My mother delighted in simple, good things. When I was a teen I remember her sneaking up to her bedroom for a little solitude, a glass of brandy and a little dish of peanuts in hand, a book tucked under her arm. She’d say she was going upstairs to have her party before bed. On weekend mornings she’d make pancakes. She had a knack for turning the ordinary into something special. She would make a pancake shaped out of the first letter of our name, large and covering the whole plate and recognizable as my very own. Neighborhood kids would wait by the backdoor for their pancake, too. An L for Lenny, a J for Jimmy. I’ve stored away hundreds of food memories of my mother, and I pull them up often. Her cheesecake, her smile, her sly grin when she sneaks another piece.

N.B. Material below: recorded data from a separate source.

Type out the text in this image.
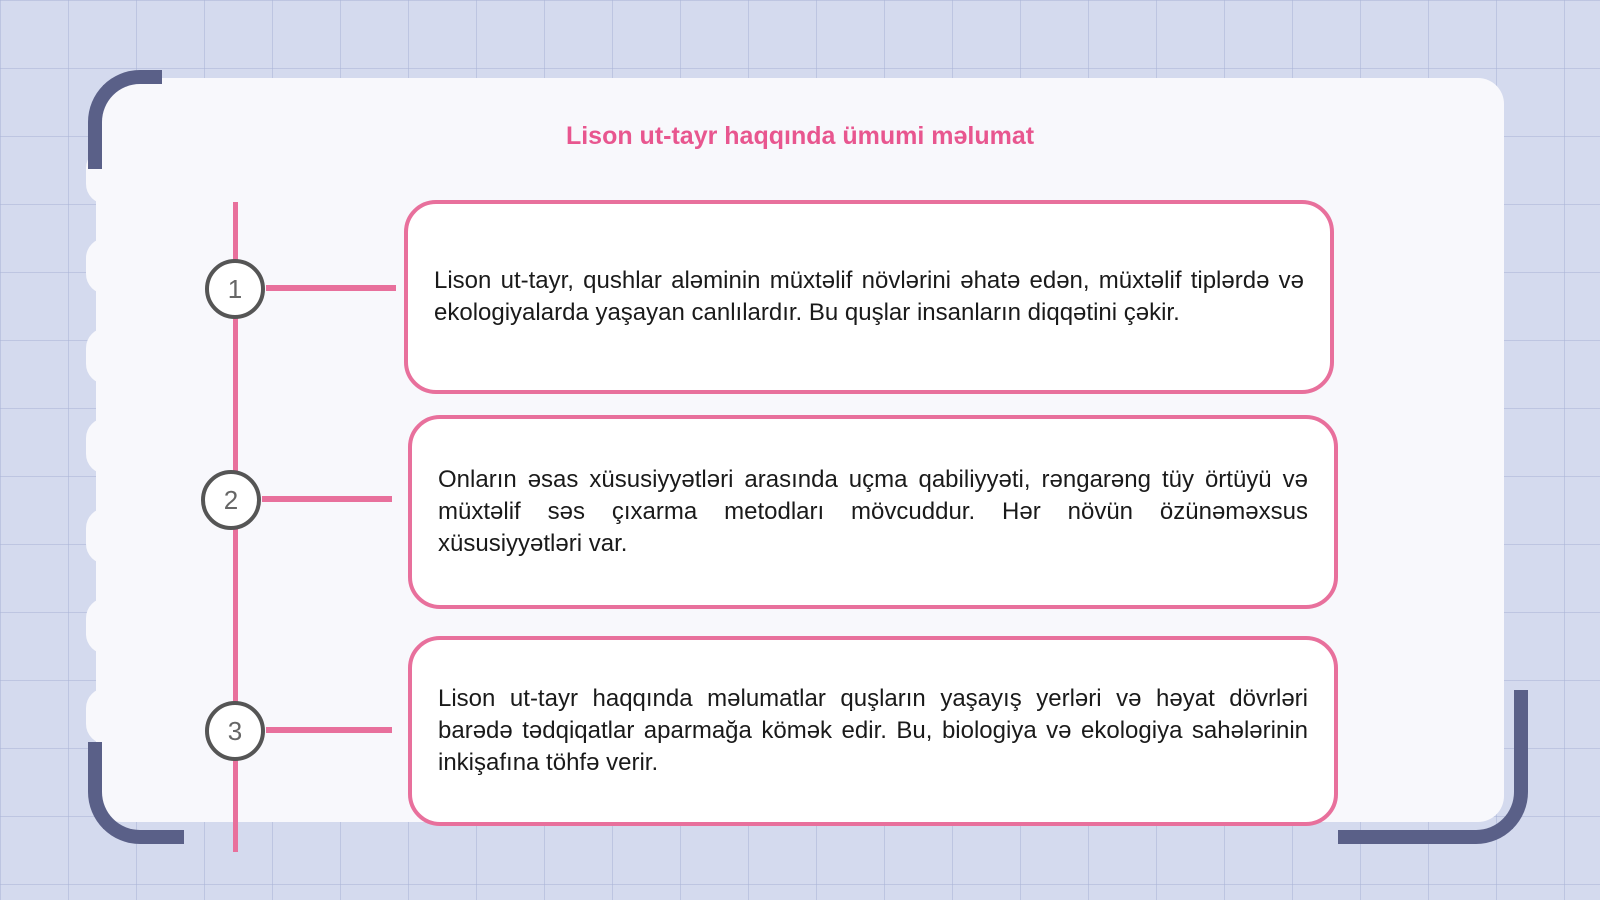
Lison ut-tayr haqqında ümumi məlumat
1
2
3

Lison ut-tayr, qushlar aləminin müxtəlif növlərini əhatə edən, müxtəlif tiplərdə və ekologiyalarda yaşayan canlılardır. Bu quşlar insanların diqqətini çəkir.

Onların əsas xüsusiyyətləri arasında uçma qabiliyyəti, rəngarəng tüy örtüyü və müxtəlif səs çıxarma metodları mövcuddur. Hər növün özünəməxsus xüsusiyyətləri var.

Lison ut-tayr haqqında məlumatlar quşların yaşayış yerləri və həyat dövrləri barədə tədqiqatlar aparmağa kömək edir. Bu, biologiya və ekologiya sahələrinin inkişafına töhfə verir.
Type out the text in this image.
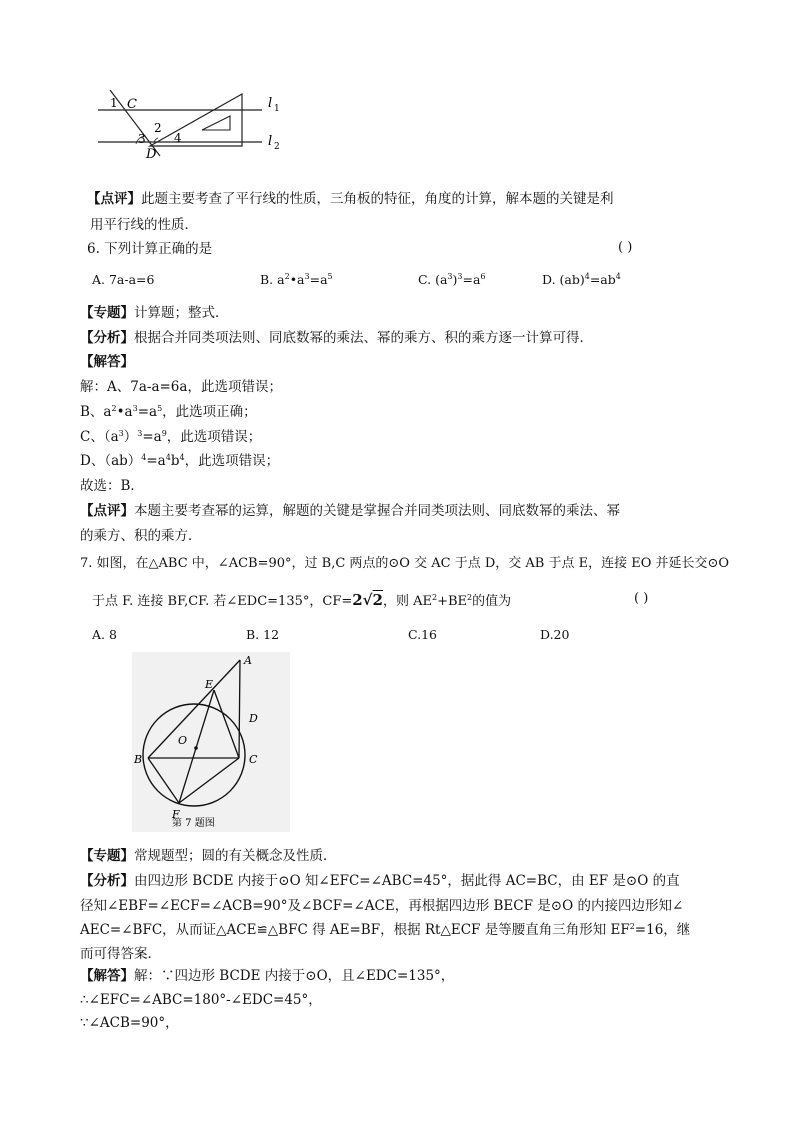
1 C
2
3 4
D
l 1
l 2
【点评】此题主要考查了平行线的性质，三角板的特征，角度的计算，解本题的关键是利
用平行线的性质．
6. 下列计算正确的是	( )
A. 7a-a=6	B. $a^2•a^3=a^5$	C. $(a^3)^3=a^6$	D. $(ab)^4=ab^4$
【专题】计算题；整式．
【分析】根据合并同类项法则、同底数幂的乘法、幂的乘方、积的乘方逐一计算可得．
【解答】
解：A、7a-a=6a，此选项错误；
B、$a^2•a^3=a^5$，此选项正确；
C、$(a^3)^3=a^9$，此选项错误；
D、$(ab)^4=a^4b^4$，此选项错误；
故选：B．
【点评】本题主要考查幂的运算，解题的关键是掌握合并同类项法则、同底数幂的乘法、幂
的乘方、积的乘方．
7. 如图，在△ABC 中，∠ACB=90°，过 B,C 两点的⊙O 交 AC 于点 D，交 AB 于点 E，连接 EO 并延长交⊙O
于点 F. 连接 BF,CF. 若∠EDC=135°，CF=2√2，则 $AE^2+BE^2$的值为	( )
A. 8	B. 12	C.16	D.20
A
E
D
O
B	C
F
第 7 题图
【专题】常规题型；圆的有关概念及性质．
【分析】由四边形 BCDE 内接于⊙O 知∠EFC=∠ABC=45°，据此得 AC=BC，由 EF 是⊙O 的直
径知∠EBF=∠ECF=∠ACB=90°及∠BCF=∠ACE，再根据四边形 BECF 是⊙O 的内接四边形知∠
AEC=∠BFC，从而证△ACE≌△BFC 得 AE=BF，根据 Rt△ECF 是等腰直角三角形知 $EF^2=16$，继
而可得答案．
【解答】解：∵四边形 BCDE 内接于⊙O，且∠EDC=135°，
∴∠EFC=∠ABC=180°-∠EDC=45°，
∵∠ACB=90°，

Before my sister, Raissa, died a year ago, I flew out to stay with her in her home. It was the last weekend that I ever stayed in her house, the house that was a foundation for me—for all of our family—for so many years. This was the last weekend that I would ever see her home as it was, her home crowded with the beloved artifacts of her life. And beloved to us, too. We all knew every nook and cranny of that home so well. The family photos, the hundreds of books that lined the shelves, the afghans and dishes and vases and fireplace mantel and coffee mugs. I cried openly and loudly the night before I left, knowing that this would be the last time I would be in this space that was my second home. “My home is your home,” my sister always said to me. But the house would be sold and I would never have this as my second home again, and the next time I visited this town, my sister would be gone. I looked around feeling the shock, like a rug was being pulled out from under me, but it wasn’t just a rug. It was every precious thing in sight.

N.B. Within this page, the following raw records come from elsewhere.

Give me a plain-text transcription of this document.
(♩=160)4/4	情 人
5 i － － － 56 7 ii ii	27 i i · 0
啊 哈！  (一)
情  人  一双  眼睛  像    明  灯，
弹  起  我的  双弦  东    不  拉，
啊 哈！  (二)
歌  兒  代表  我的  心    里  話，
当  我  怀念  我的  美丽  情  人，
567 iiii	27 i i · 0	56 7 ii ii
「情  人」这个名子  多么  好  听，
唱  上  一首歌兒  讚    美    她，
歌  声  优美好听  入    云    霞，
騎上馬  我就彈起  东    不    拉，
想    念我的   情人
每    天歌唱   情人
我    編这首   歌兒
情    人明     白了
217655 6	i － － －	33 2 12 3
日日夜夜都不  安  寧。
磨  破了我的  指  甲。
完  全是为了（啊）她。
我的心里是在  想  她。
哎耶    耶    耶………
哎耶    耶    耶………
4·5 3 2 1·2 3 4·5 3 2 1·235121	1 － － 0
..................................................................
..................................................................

One morning during my last weekend with her she was sitting up in her chair reading her newspaper, as she did every day, and I asked her if she wanted some breakfast. She had hardly been eating, so I didn’t expect her to say yes, but she put the paper down in her lap and looked up at me and smiled and said yes. Feeling hungry made her look so healthy. So I went into her kitchen and made her toast and scrambled eggs, simple comfort food. Our father was the Scrambled Eggs King. He cooked them slow and steady, all throughout our growing up. It was his specialty, we all knew. So I made them the way Daddy made them, no recipe needed for the dashes of good humor and love. She ate them with such pleasure, like she had not eaten in a long time, smiling up at me in thanks. I was feeding her, like she had fed me for years and years. We fed each other. I know I added joy to her life—she told me how much she loved me every time we were together—and she was my personal cheerleader, cheering for me every single step of every single way. I will live the rest of my days with the gifts she gave, and the memory that I made her comfort food before her own long journey home.